'Fame, Parody, and Policing in Trademark Law' by Mark A. Lemley in (2019)
Michigan State Law Review comments
Trademark owners regularly overreach. They often threaten or sue people they have no business suing, including satirists, parodists, non-commercial users, and gripe sites. When they do, they often justify their aggressive legal conduct by pointing to the need to protect their trademarks by policing infringement. Courts have in fact indicated at various points that policing is, if not strictly necessary, at least a way to strengthen a mark. But courts have never held that efforts to block speech-related uses are necessary or even helpful in obtaining a strong mark. Several scholars have accordingly argued that overzealous policing is unnecessary, that it has harmful effects, and that we ought to punish it. But trademark owners continue to do it, in part because it is largely (though not completely) costless and because if there is even a chance a failure to police will cost you your trademark you won’t want to take the chance. So trademark law currently not only doesn’t prevent overreaching; it affirmatively encourages it.
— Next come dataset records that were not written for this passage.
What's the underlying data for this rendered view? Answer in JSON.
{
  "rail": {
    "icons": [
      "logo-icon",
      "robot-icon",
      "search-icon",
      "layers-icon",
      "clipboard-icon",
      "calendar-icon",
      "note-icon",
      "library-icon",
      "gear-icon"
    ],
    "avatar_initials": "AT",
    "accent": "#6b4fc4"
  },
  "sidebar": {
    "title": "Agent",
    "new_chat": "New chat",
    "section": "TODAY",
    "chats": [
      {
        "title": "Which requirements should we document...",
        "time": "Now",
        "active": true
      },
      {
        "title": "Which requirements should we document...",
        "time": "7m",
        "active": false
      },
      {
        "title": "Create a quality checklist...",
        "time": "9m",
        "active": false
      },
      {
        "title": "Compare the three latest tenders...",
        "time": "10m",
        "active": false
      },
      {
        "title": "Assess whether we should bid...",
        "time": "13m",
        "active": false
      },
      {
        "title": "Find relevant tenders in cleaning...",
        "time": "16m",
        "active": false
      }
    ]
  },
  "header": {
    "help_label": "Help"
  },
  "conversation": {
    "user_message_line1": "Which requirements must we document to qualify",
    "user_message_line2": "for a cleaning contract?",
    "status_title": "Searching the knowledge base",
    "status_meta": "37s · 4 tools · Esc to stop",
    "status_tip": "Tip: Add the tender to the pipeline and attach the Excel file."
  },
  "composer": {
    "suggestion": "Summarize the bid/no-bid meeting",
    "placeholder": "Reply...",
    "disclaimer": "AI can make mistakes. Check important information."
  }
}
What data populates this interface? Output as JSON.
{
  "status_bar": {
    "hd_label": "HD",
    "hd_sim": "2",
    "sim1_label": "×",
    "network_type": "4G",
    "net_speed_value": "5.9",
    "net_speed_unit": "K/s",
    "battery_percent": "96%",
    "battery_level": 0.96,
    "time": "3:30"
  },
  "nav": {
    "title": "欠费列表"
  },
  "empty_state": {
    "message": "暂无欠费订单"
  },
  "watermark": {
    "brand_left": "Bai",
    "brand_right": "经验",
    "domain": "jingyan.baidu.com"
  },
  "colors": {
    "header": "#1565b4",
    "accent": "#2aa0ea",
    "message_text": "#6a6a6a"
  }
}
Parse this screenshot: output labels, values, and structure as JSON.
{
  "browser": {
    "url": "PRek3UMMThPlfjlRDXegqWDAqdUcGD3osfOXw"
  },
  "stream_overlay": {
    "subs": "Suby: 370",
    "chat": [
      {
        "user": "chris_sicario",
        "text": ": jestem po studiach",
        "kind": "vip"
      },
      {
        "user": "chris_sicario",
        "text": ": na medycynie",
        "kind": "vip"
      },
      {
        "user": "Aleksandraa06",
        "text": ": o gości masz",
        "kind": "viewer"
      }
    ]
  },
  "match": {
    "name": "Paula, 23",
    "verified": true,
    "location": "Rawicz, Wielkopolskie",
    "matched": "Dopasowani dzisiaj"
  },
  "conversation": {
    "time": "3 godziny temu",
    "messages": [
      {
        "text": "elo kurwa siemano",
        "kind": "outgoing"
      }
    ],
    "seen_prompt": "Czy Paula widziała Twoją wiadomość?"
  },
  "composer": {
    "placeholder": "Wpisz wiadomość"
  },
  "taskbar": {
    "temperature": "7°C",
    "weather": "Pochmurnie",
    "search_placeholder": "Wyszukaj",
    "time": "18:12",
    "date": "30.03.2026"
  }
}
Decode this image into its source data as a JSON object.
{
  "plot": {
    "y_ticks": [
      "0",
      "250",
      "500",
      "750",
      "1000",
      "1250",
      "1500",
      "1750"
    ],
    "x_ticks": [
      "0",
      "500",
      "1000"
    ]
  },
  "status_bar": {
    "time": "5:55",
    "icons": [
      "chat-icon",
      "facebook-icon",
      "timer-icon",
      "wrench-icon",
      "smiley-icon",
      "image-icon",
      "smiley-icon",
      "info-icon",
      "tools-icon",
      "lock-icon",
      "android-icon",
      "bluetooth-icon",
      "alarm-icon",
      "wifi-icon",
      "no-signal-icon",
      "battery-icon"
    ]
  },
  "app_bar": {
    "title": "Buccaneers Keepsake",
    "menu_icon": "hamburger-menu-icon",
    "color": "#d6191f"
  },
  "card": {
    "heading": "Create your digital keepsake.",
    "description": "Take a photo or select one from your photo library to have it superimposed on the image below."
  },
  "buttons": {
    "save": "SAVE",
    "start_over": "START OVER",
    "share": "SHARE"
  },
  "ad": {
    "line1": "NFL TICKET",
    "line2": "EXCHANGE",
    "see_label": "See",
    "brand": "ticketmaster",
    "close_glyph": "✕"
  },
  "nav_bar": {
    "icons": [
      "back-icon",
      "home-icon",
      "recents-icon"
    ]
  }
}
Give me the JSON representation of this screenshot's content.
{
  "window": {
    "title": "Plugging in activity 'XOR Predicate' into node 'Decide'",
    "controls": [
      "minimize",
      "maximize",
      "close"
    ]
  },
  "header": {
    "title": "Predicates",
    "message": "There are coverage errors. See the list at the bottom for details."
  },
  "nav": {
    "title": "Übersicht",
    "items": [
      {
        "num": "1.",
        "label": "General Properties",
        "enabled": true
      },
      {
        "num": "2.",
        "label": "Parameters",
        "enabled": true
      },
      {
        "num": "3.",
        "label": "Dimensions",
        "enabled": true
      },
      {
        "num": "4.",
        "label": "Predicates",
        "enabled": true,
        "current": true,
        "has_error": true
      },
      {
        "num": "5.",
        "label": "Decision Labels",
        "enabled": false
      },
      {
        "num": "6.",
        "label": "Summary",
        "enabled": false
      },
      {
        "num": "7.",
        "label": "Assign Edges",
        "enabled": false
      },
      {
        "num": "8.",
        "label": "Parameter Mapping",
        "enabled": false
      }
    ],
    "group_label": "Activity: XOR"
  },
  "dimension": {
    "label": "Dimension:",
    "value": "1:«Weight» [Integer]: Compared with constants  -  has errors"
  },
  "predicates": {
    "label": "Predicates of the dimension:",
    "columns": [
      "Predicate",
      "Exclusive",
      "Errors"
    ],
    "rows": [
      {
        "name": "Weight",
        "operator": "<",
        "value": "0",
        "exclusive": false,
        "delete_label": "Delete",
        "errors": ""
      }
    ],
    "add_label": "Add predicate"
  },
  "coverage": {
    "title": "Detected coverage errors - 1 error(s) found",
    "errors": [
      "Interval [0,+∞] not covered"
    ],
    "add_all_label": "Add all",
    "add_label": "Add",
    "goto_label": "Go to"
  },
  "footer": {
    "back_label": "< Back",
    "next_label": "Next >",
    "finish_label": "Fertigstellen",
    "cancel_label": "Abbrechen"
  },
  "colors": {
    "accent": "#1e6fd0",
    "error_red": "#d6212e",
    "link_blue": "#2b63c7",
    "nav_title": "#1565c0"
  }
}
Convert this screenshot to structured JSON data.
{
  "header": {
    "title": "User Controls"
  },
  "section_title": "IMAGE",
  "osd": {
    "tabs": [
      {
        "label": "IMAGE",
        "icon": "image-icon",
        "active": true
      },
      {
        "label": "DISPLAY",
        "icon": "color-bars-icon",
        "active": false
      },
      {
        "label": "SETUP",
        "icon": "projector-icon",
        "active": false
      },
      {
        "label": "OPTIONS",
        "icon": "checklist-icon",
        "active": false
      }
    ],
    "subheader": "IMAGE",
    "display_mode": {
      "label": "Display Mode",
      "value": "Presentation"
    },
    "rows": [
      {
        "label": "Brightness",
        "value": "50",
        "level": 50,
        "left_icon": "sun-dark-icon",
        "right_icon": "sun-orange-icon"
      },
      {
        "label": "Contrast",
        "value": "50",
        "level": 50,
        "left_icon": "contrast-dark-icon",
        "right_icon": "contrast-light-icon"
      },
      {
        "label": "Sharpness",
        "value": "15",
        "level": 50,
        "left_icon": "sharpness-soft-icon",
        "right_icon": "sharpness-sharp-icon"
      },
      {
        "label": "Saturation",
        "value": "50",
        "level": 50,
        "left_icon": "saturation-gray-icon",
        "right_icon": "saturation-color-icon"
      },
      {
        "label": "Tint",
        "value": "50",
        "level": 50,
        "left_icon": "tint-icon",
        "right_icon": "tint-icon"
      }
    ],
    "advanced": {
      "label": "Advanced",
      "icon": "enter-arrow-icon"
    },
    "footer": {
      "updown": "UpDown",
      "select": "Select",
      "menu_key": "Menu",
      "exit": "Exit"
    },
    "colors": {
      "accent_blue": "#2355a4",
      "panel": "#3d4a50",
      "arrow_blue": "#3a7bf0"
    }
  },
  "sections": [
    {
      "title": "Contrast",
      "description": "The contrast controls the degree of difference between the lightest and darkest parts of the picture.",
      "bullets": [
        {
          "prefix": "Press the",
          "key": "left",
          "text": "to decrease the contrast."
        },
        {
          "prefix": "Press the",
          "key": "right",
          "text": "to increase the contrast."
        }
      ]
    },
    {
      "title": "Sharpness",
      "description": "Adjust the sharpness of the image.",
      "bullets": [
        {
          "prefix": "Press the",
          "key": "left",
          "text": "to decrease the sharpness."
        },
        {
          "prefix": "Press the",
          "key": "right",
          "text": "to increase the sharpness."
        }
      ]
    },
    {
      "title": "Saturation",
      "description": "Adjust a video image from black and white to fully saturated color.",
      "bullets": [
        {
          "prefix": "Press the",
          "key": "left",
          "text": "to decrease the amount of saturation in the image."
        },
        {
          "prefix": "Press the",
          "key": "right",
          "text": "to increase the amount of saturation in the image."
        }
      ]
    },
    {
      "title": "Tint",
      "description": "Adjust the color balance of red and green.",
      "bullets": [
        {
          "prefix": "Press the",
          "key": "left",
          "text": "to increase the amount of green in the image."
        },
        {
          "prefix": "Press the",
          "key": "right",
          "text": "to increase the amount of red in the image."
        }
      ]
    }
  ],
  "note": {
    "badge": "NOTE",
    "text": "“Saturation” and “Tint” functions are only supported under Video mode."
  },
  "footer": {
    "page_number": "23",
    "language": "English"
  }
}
In this article, I suggest a way that we can align trademark owner enforcement incentives with good public policy. The presence of unauthorized parodies, satires, and complaint sites involving a mark should be evidence of the fame of the mark, and perhaps even a requirement for status as a famous mark. Taking this approach would be consistent with what we know about how society interacts with trademarks. Famous marks become part of a social conversation in a way that ordinary marks don’t. My approach has empirical support: the best-known brands draw more parodies and criticism sites than non-famous marks, and those parodies don’t interfere with the fame of the mark. And it would give trademark owners an affirmative reason to leave critics, satirists, and parodists alone.